A antiga Casa da Mulher Brasileira na Asa Norte, que estava desativada há cerca de oito anos, foi ocupada no último sábado (14) por mulheres que desejam chamar atenção para o aumento da violência contra as mulheres e feminicídios. O local foi batizado como ocupação Zilda Xavier Pereira, e as mulheres que o ocuparam pretendem permanecer ali até serem ouvidas.
O prédio, localizado na 601 do Setor de Grandes Áreas Norte (SGAN), já apresenta sinais de degradação, mas isso não impediu a ação das mulheres. Elas montaram barracas do lado de fora e exigem a reabertura do espaço.
A coordenadora do Movimento Olga Benário, Ruhama Pessoa, explicou que a casa está fechada desde 2018, embora tenha sido inaugurada em 2015 para acolher mulheres em situação de violência, oferecendo atendimento 24 horas.

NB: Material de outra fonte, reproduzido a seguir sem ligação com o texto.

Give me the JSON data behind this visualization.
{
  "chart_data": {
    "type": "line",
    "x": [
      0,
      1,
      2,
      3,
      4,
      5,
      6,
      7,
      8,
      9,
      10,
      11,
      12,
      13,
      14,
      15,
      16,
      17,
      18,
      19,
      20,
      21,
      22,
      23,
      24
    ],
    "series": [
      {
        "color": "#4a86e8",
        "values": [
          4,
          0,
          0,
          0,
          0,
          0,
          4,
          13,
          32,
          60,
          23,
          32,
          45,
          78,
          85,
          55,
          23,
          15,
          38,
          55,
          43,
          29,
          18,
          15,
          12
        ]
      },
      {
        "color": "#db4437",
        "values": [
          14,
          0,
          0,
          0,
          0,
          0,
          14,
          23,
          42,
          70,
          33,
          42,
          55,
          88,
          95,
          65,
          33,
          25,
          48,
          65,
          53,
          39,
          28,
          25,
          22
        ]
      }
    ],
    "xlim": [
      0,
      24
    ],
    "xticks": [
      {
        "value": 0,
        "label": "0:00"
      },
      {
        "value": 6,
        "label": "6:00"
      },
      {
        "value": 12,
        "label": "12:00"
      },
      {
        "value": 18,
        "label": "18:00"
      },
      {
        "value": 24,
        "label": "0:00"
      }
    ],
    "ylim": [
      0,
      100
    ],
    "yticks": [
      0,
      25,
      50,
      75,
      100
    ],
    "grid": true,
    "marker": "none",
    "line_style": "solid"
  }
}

O fechamento ocorreu devido a problemas estruturais, mas oito anos depois o local permanece abandonado e sem atenção adequada às mulheres.
Instaurada no país pelo Decreto nº 8.086, de agosto de 2013, a Casa da Mulher Brasileira fazia parte do programa federal Mulher, Viver sem Violência. A Secretaria da Mulher do Distrito Federal (SMDF) informou que o prédio foi interditado pela Defesa Civil em 2018 e, desde então, o imóvel foi devolvido ao Ministério das Mulheres, responsável pela obra e estrutura. O Governo do Distrito Federal planeja construir uma nova unidade na Asa Sul, próximo ao Parque da Cidade.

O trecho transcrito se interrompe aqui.